As mãos quentes e úmidas de Dallon apertam minhas bochechas, e seu anel, um crânio de preta escurecido, deixa uma marca de sujeira sobre minha pele. E mesmo que meus olhos estejam cobertos e fechados, sei que os cabelos dele, pretos, estão para cima bagunçados; um espartilho de vinil preto se sobrepõe a uma camisa de gola rulê - mantendo-se em conformidade com o código de vestimenta de nossa escola; a calça de cetim preto, apesar de nova já tem um furo próximo à bainha, de quando ele pisou com o bico das botas Doc Martens; os olhos parecem dourados, mas só porque ele está usando lentes de contato amarelas.

Também sei que o pai dele não está viajando "a trabalho", como ele mesmo disse; que o personal trainer de sua mãe é muito mais "personal" do que "trainer" e que o irmão caçula quebrou um CD dele, do Evanescence, e agora está com medo de contar.

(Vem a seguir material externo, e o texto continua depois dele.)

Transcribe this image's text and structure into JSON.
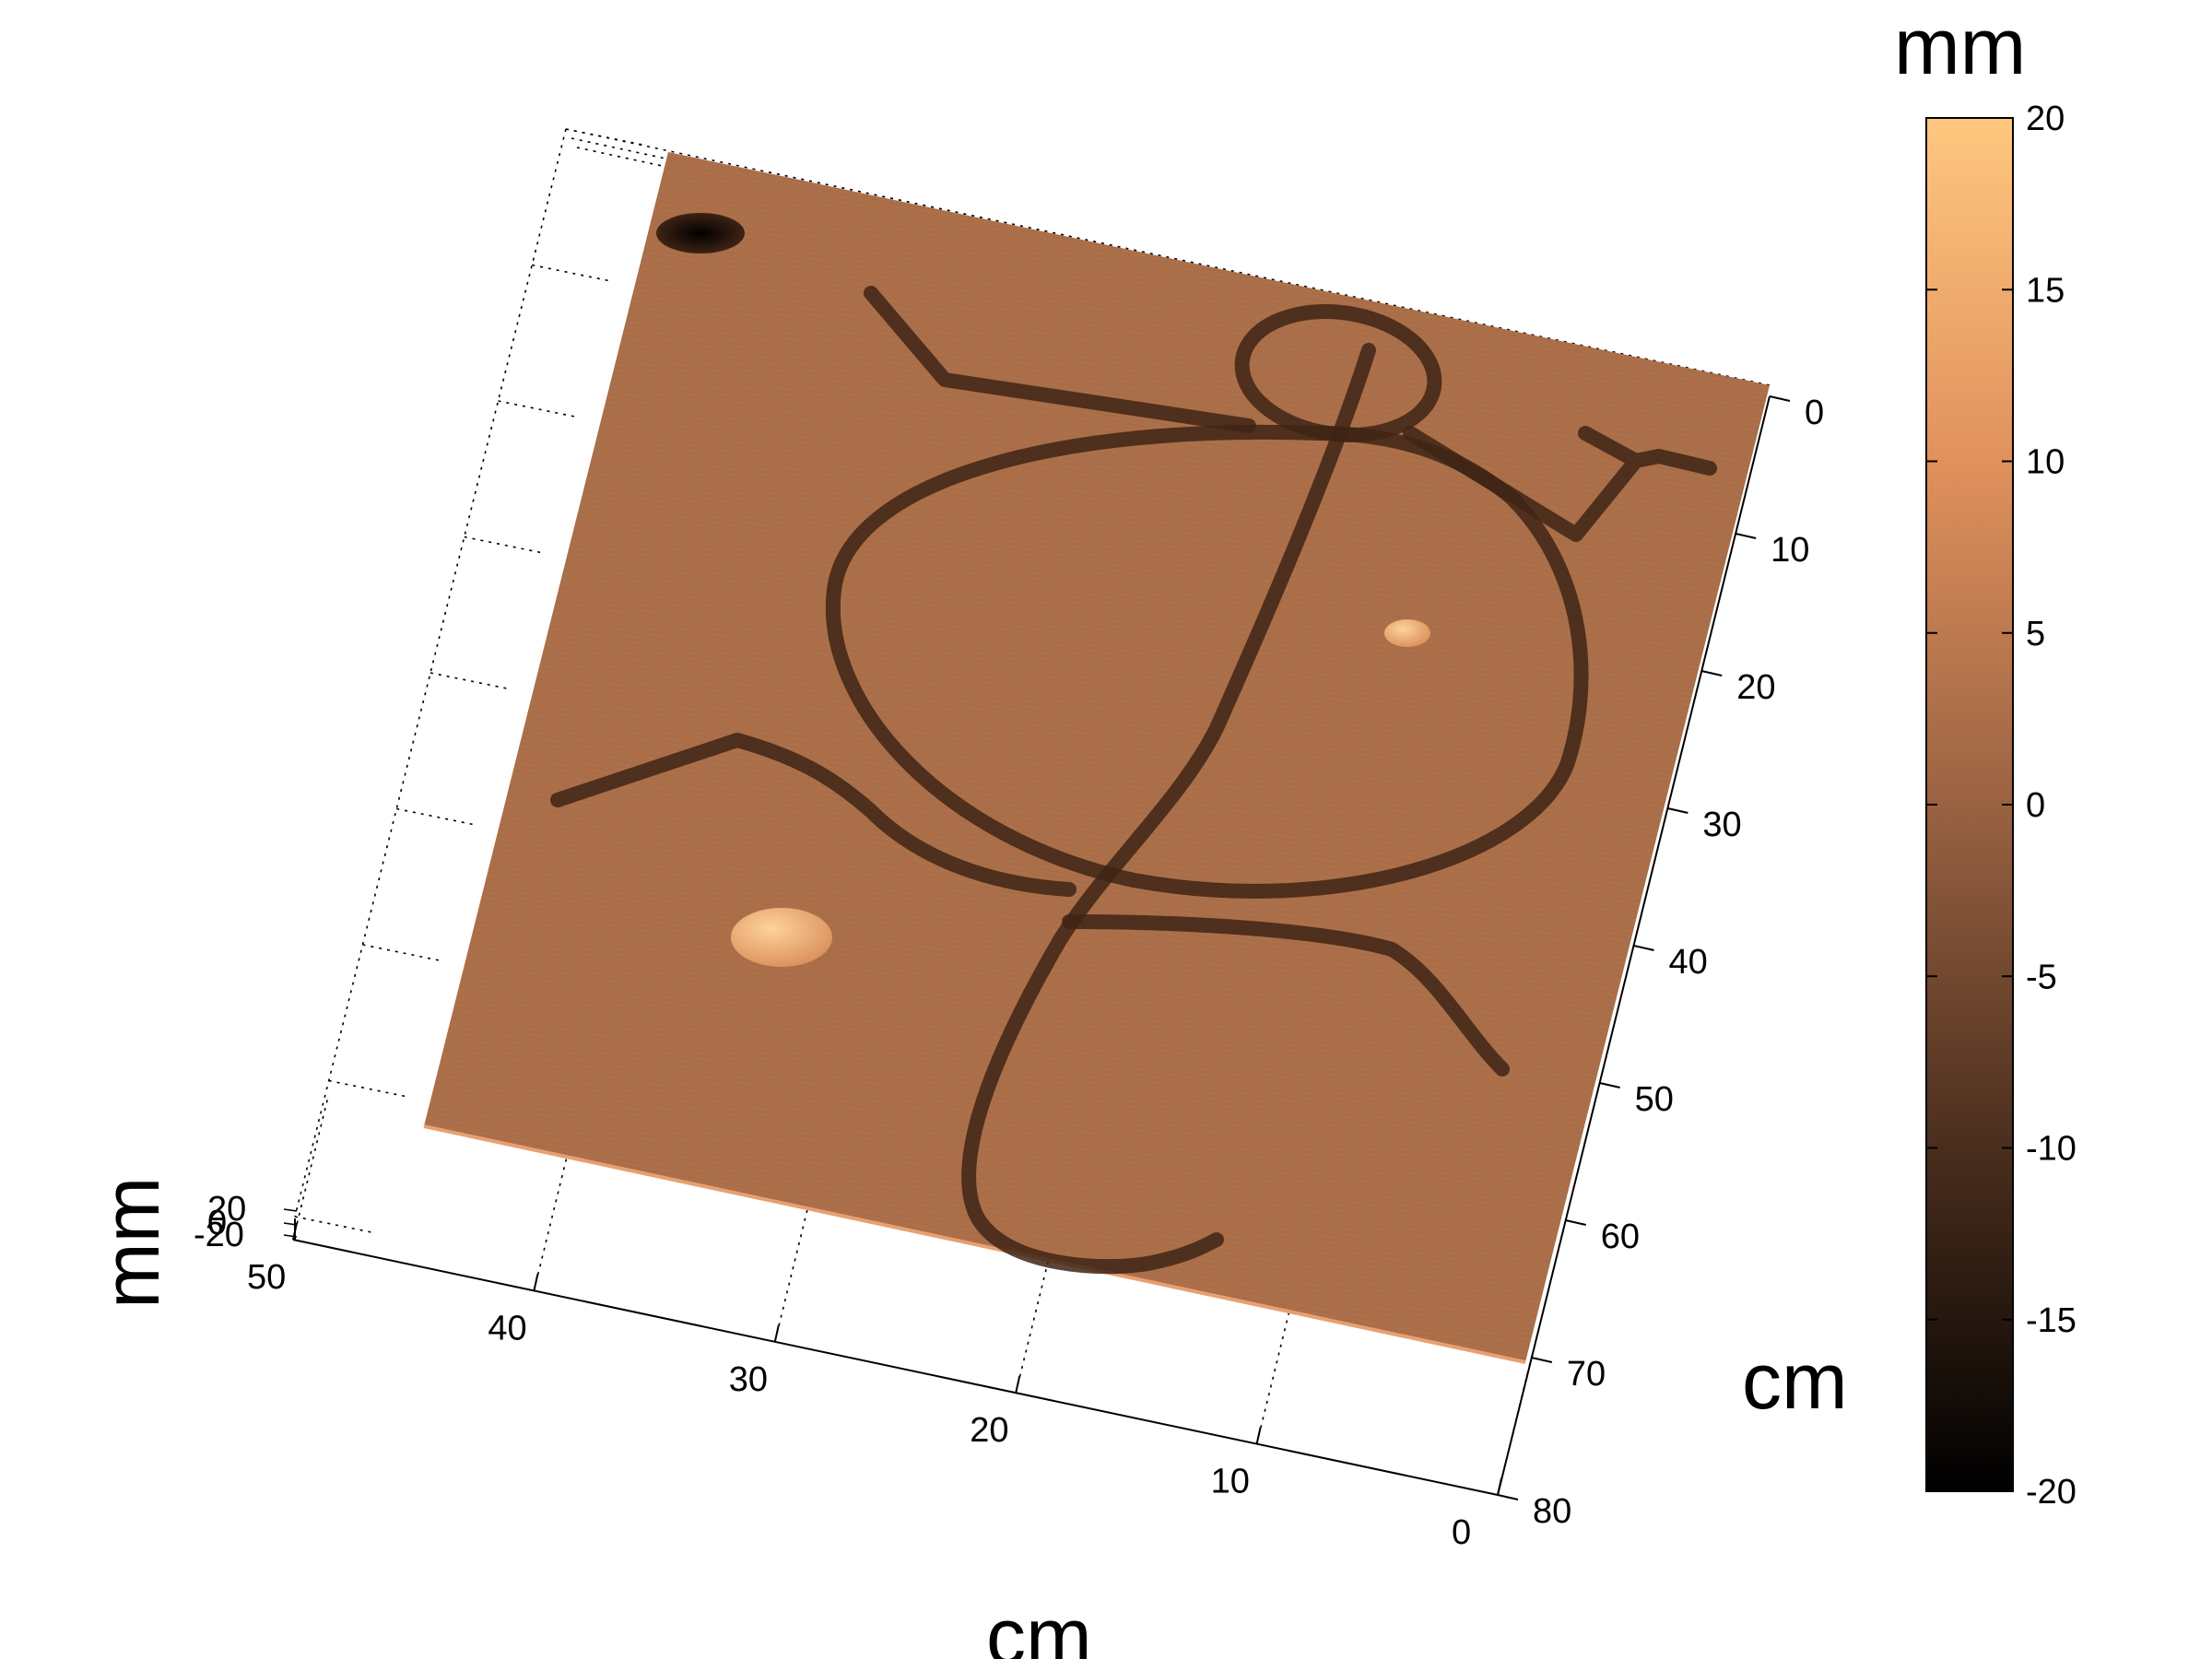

Mas não sei isso tudo porque andei bisbilhotando a vida dela, nem porque alguém me contou. Sei porque tenho poderes sobrenaturais. 

- Anda logo, adivinha! Daqui a pouco o sinal vai tocar! - ele diz com a voz rouca, como se fumasse um maço de cigarros por dia, embora só tenha tentado fumar uma vez.

Enrolo um pouco enquanto penso na última pessoa com quem ele gostaria de ser confundido.

- Zac Efron?

- Eca! Vai, tenta de novo. - Ele aperta ainda mais forte, nem sequer desconfiando de que não preciso ver para saber.

- Será Marilyn Manson?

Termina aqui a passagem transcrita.